I don't like to be photographed, to be perfectly honest. I'm overweight, and I just don't like the way I come out looking in 99% of all photos snapped of me... especially candids. I look at the pictures of these happy family events and think, "Is that really me? Do I really look like THAT?!?" It's hard on the soul, when your mind "sees" you one way and your photo reveals the grisly disconnect. As a result, I try my hardest to be the photographer, not the photographed. Or, if I cannot escape in that way, I plant myself behind my son, or some other handy person/object/prop of the right height, so as to reveal only a portion of my bulk.
But there's this thing that you kinda-sorta-hafta do when you want to write for a living... a thing I was dreading, that I put off as long as humanly possible, promising myself that I'd lose the weight and that everything would be just fine. Only I didn't, and I had to eventually face the fact that if I wanted my face on my first-ever book jacket, I'd need to be professionally photographed.
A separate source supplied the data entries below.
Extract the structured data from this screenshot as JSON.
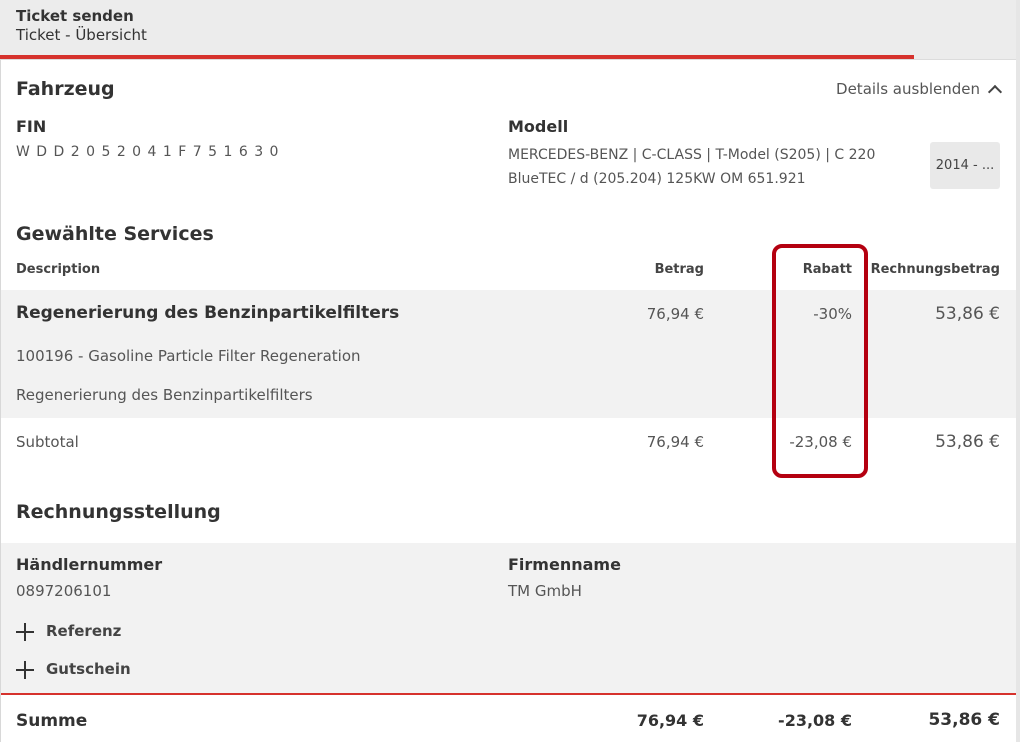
{
  "header": {
    "title": "Ticket senden",
    "subtitle": "Ticket - Übersicht"
  },
  "progress": {
    "fraction": 0.9
  },
  "vehicle": {
    "section_title": "Fahrzeug",
    "details_toggle": "Details ausblenden",
    "fin_label": "FIN",
    "fin_value": "W D D 2 0 5 2 0 4 1 F 7 5 1 6 3 0",
    "model_label": "Modell",
    "model_value": "MERCEDES-BENZ | C-CLASS | T-Model (S205) | C 220 BlueTEC / d (205.204) 125KW OM 651.921",
    "year_button": "2014 - ..."
  },
  "services": {
    "section_title": "Gewählte Services",
    "columns": {
      "description": "Description",
      "amount": "Betrag",
      "discount": "Rabatt",
      "invoice": "Rechnungsbetrag"
    },
    "item": {
      "title": "Regenerierung des Benzinpartikelfilters",
      "amount": "76,94 €",
      "discount": "-30%",
      "invoice": "53,86 €",
      "code_line": "100196 - Gasoline Particle Filter Regeneration",
      "desc_line": "Regenerierung des Benzinpartikelfilters"
    },
    "subtotal": {
      "label": "Subtotal",
      "amount": "76,94 €",
      "discount": "-23,08 €",
      "invoice": "53,86 €"
    }
  },
  "billing": {
    "section_title": "Rechnungsstellung",
    "dealer_label": "Händlernummer",
    "dealer_value": "0897206101",
    "company_label": "Firmenname",
    "company_value": "TM GmbH",
    "add_reference": "Referenz",
    "add_voucher": "Gutschein"
  },
  "total": {
    "label": "Summe",
    "amount": "76,94 €",
    "discount": "-23,08 €",
    "invoice": "53,86 €"
  },
  "colors": {
    "accent": "#d6322d",
    "highlight": "#b40010",
    "band": "#f2f2f2"
  }
}
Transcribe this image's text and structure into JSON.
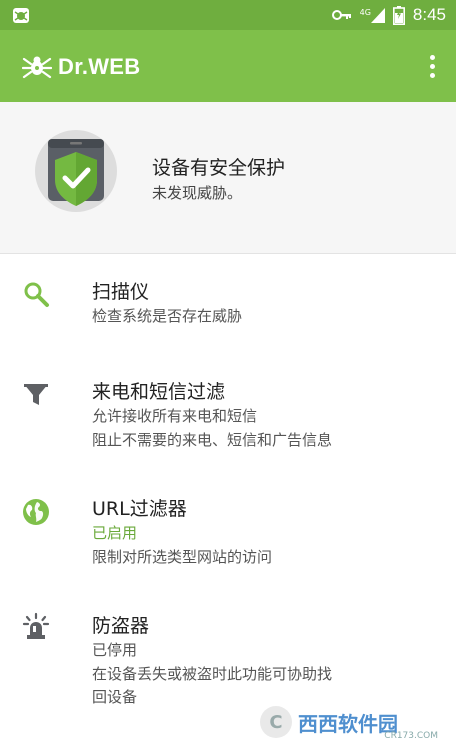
{
  "statusbar": {
    "network": "4G",
    "time": "8:45",
    "icons": [
      "dr-web-spider-icon",
      "key-icon",
      "signal-icon",
      "battery-icon"
    ]
  },
  "appbar": {
    "logo_text": "Dr.WEB",
    "menu_icon": "overflow-menu-icon"
  },
  "protection": {
    "title": "设备有安全保护",
    "subtitle": "未发现威胁。",
    "icon": "shield-check-icon"
  },
  "features": [
    {
      "icon": "search-icon",
      "title": "扫描仪",
      "lines": [
        "检查系统是否存在威胁"
      ]
    },
    {
      "icon": "filter-icon",
      "title": "来电和短信过滤",
      "lines": [
        "允许接收所有来电和短信",
        "阻止不需要的来电、短信和广告信息"
      ]
    },
    {
      "icon": "globe-icon",
      "title": "URL过滤器",
      "status": "已启用",
      "lines": [
        "限制对所选类型网站的访问"
      ]
    },
    {
      "icon": "alarm-beacon-icon",
      "title": "防盗器",
      "status": "已停用",
      "lines": [
        "在设备丢失或被盗时此功能可协助找",
        "回设备"
      ]
    }
  ],
  "watermark": {
    "text": "西西软件园",
    "sub": "CR173.COM"
  },
  "colors": {
    "accent": "#7fc04a",
    "status_bar": "#6fae3f",
    "enabled_green": "#6aa93a"
  }
}
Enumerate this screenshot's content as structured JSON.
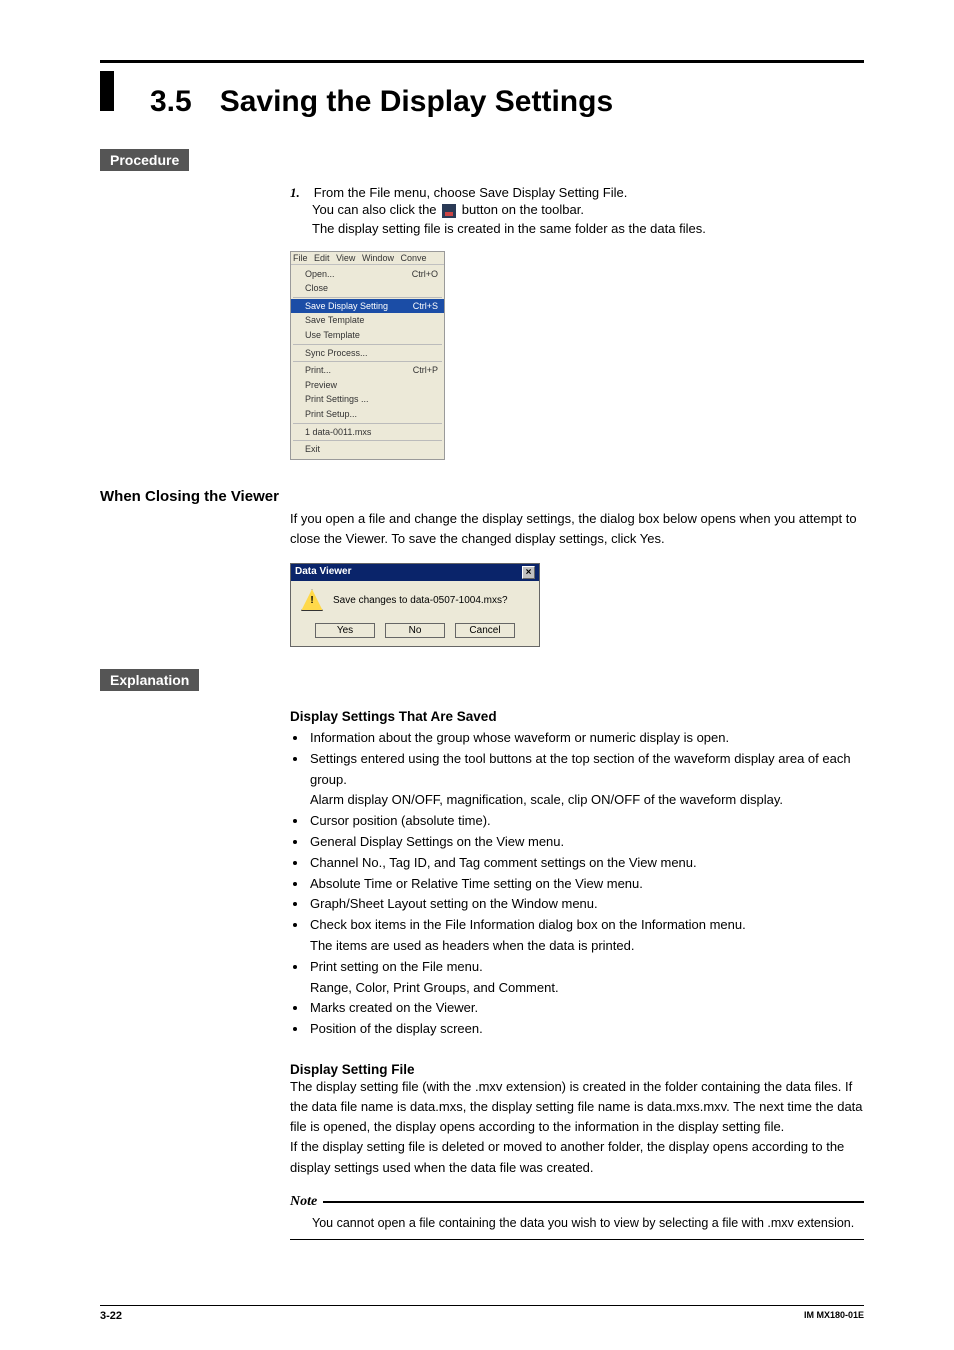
{
  "header": {
    "section_number": "3.5",
    "title": "Saving the Display Settings"
  },
  "procedure": {
    "tag": "Procedure",
    "step_number": "1.",
    "step_text": "From the File menu, choose Save Display Setting File.",
    "sub1_a": "You can also click the ",
    "sub1_b": " button on the toolbar.",
    "sub2": "The display setting file is created in the same folder as the data files.",
    "menu": {
      "bar": [
        "File",
        "Edit",
        "View",
        "Window",
        "Conve"
      ],
      "items": [
        {
          "label": "Open...",
          "accel": "Ctrl+O"
        },
        {
          "label": "Close"
        },
        {
          "sep": true
        },
        {
          "label": "Save Display Setting",
          "accel": "Ctrl+S",
          "hl": true
        },
        {
          "label": "Save Template"
        },
        {
          "label": "Use Template"
        },
        {
          "sep": true
        },
        {
          "label": "Sync Process..."
        },
        {
          "sep": true
        },
        {
          "label": "Print...",
          "accel": "Ctrl+P"
        },
        {
          "label": "Preview"
        },
        {
          "label": "Print Settings ..."
        },
        {
          "label": "Print Setup..."
        },
        {
          "sep": true
        },
        {
          "label": "1 data-0011.mxs"
        },
        {
          "sep": true
        },
        {
          "label": "Exit"
        }
      ]
    }
  },
  "closing": {
    "heading": "When Closing the Viewer",
    "para": "If you open a file and change the display settings, the dialog box below opens when you attempt to close the Viewer. To save the changed display settings, click Yes.",
    "dialog": {
      "title": "Data Viewer",
      "message": "Save changes to data-0507-1004.mxs?",
      "yes": "Yes",
      "no": "No",
      "cancel": "Cancel"
    }
  },
  "explanation": {
    "tag": "Explanation",
    "saved_heading": "Display Settings That Are Saved",
    "bullets": [
      {
        "main": "Information about the group whose waveform or numeric display is open."
      },
      {
        "main": "Settings entered using the tool buttons at the top section of the waveform display area of each group.",
        "sub": "Alarm display ON/OFF, magnification, scale, clip ON/OFF of the waveform display."
      },
      {
        "main": "Cursor position (absolute time)."
      },
      {
        "main": "General Display Settings on the View menu."
      },
      {
        "main": "Channel No., Tag ID, and Tag comment settings on the View menu."
      },
      {
        "main": "Absolute Time or Relative Time setting on the View menu."
      },
      {
        "main": "Graph/Sheet Layout setting on the Window menu."
      },
      {
        "main": "Check box items in the File Information dialog box on the Information menu.",
        "sub": "The items are used as headers when the data is printed."
      },
      {
        "main": "Print setting on the File menu.",
        "sub": "Range, Color, Print Groups, and Comment."
      },
      {
        "main": "Marks created on the Viewer."
      },
      {
        "main": "Position of the display screen."
      }
    ],
    "file_heading": "Display Setting File",
    "file_para": "The display setting file (with the .mxv extension) is created in the folder containing the data files. If the data file name is data.mxs, the display setting file name is data.mxs.mxv. The next time the data file is opened, the display opens according to the information in the display setting file.\nIf the display setting file is deleted or moved to another folder, the display opens according to the display settings used when the data file was created.",
    "note_label": "Note",
    "note_text": "You cannot open a file containing the data you wish to view by selecting a file with .mxv extension."
  },
  "footer": {
    "left": "3-22",
    "right": "IM MX180-01E"
  }
}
I decided to make a day of it. Knowing that I would likely hate the result, I gave myself as little wiggle room to hate it as possible. I scheduled my haircut for the same day. I got the lovely lady working at Bare Minerals to "show me how" to put on my makeup. I picked two of my favorite tops, knowing that this would be a head shot, and maybe not as bad for all that - at least I knew I'd have the worst parts of me off-camera. And, walking in to my appointment, I told the nice young photographer exactly how nervous I was... about the photo itself, and about why I was being photographed at all. This would be my first book with a jacket, I told her... my first author photo. I so, so badly wanted this to come out well.
And what do you know... it did.
I can't say I'm 100%, had-over-heels thrilled with my picture. I like it very much, but I still look at it and see the weight that needs to come off. But I do look authorly, at least... I can see one of these shots on the back cover of a book. It's nice to be able to feel that way. And if... WHEN... I do manage to take off the weight, I'll at least have a nice "before" shot for my "before and after."